Abstract
Aquaculture sector is adopting more Recirculating Aquaculture System (RAS) for fish production. In Norway, RAS was earlier used only for smolt production in freshwater, but now industry is slowly shifting post-smolt production and even full production cycle to marine RAS. Such a production system is claimed to be a better sustainable alternative method for fish farming. The use of seawater in RAS increases the risk of production of hydrogen sulfide (H2S), due to high sulfate concentration. H2S is extremely toxic for the fish and events of H2S induced mortality is being reported from several RAS facilities across Norway. Previous studies reported that H2S is produced through sulfate reduction by action of Sulfate Reducing Bacteria (SRB) and the redox reaction takes place in the order O2, NO3-, Mn (IV), Fe (III) oxides and oxy-hydroxides, sulfate and CO2. It is evident from earlier studies that addition of Nitrate (NO3-) delays the H2S production. Here in this thesis we are checking the ability of Fe (III) to delay H2S production and how effectively we can use Fe (II) as an early warning detection for H2S production.

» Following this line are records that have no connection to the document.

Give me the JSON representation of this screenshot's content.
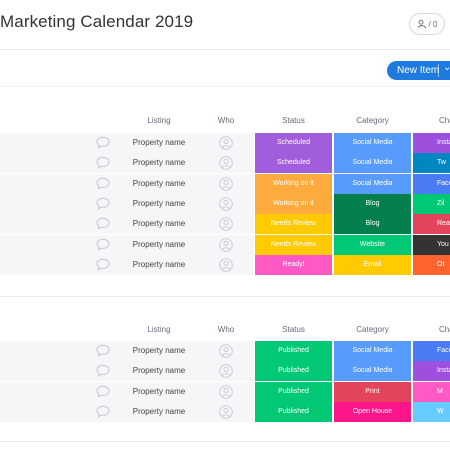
{
  "board": {
    "title": "Marketing Calendar 2019",
    "activity_count": "/ 0",
    "new_item_label": "New Item"
  },
  "columns": {
    "listing": "Listing",
    "who": "Who",
    "status": "Status",
    "category": "Category",
    "channel": "Cha"
  },
  "groups": [
    {
      "rows": [
        {
          "listing": "Property name",
          "status": "Scheduled",
          "status_color": "#a25ddc",
          "category": "Social Media",
          "category_color": "#579bfc",
          "channel": "Insta",
          "channel_color": "#9d50dd"
        },
        {
          "listing": "Property name",
          "status": "Scheduled",
          "status_color": "#a25ddc",
          "category": "Social Media",
          "category_color": "#579bfc",
          "channel": "Tw",
          "channel_color": "#0086c0"
        },
        {
          "listing": "Property name",
          "status": "Working on it",
          "status_color": "#fdab3d",
          "category": "Social Media",
          "category_color": "#579bfc",
          "channel": "Face",
          "channel_color": "#4c7cf3"
        },
        {
          "listing": "Property name",
          "status": "Working on it",
          "status_color": "#fdab3d",
          "category": "Blog",
          "category_color": "#037f4c",
          "channel": "Zil",
          "channel_color": "#00c875"
        },
        {
          "listing": "Property name",
          "status": "Needs Review",
          "status_color": "#ffcb00",
          "category": "Blog",
          "category_color": "#037f4c",
          "channel": "Realt",
          "channel_color": "#e2445c"
        },
        {
          "listing": "Property name",
          "status": "Needs Review",
          "status_color": "#ffcb00",
          "category": "Website",
          "category_color": "#00c875",
          "channel": "You",
          "channel_color": "#333333"
        },
        {
          "listing": "Property name",
          "status": "Ready!",
          "status_color": "#ff5ac4",
          "category": "Email",
          "category_color": "#ffcb00",
          "channel": "Ot",
          "channel_color": "#ff642e"
        }
      ]
    },
    {
      "rows": [
        {
          "listing": "Property name",
          "status": "Published",
          "status_color": "#00c875",
          "category": "Social Media",
          "category_color": "#579bfc",
          "channel": "Face",
          "channel_color": "#4c7cf3"
        },
        {
          "listing": "Property name",
          "status": "Published",
          "status_color": "#00c875",
          "category": "Social Media",
          "category_color": "#579bfc",
          "channel": "Insta",
          "channel_color": "#9d50dd"
        },
        {
          "listing": "Property name",
          "status": "Published",
          "status_color": "#00c875",
          "category": "Print",
          "category_color": "#e2445c",
          "channel": "M",
          "channel_color": "#ff5ac4"
        },
        {
          "listing": "Property name",
          "status": "Published",
          "status_color": "#00c875",
          "category": "Open House",
          "category_color": "#ff158a",
          "channel": "W",
          "channel_color": "#66ccff"
        }
      ]
    }
  ],
  "icons": {
    "activity": "person-search-icon",
    "chevron": "chevron-down-icon",
    "updates": "chat-bubble-icon",
    "person": "person-avatar-icon"
  }
}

An experiment was designed where sludge from RAS was mixed with seawater and incubated in 33 screw cap bottles for a period of 19 days. The bottles were equally divided among control, nitrate-added treatment (NAT) and iron-added treatment (FAT). The control was with sludge and seawater. In addition to sludge and seawater to NAT, NO3- was added at a concentration of 6 mM. In FAT bottles, Fe (III) was added at a concentration of 0.4 mM. Samples were drawn from each of the groups following a fixed schedule and analyzed for H2S, Fe (II) and nutrients. Results shows NO3- delayed the H2S production by 8 days while Fe (III) additions suppressed the H2S production for about 5 days. In FAT, there was a delay of 5 days between increase in concentrations of Fe (II) and H2S. Here lies the possibility of using Fe (II) as an early warning sign for H2S production in RAS.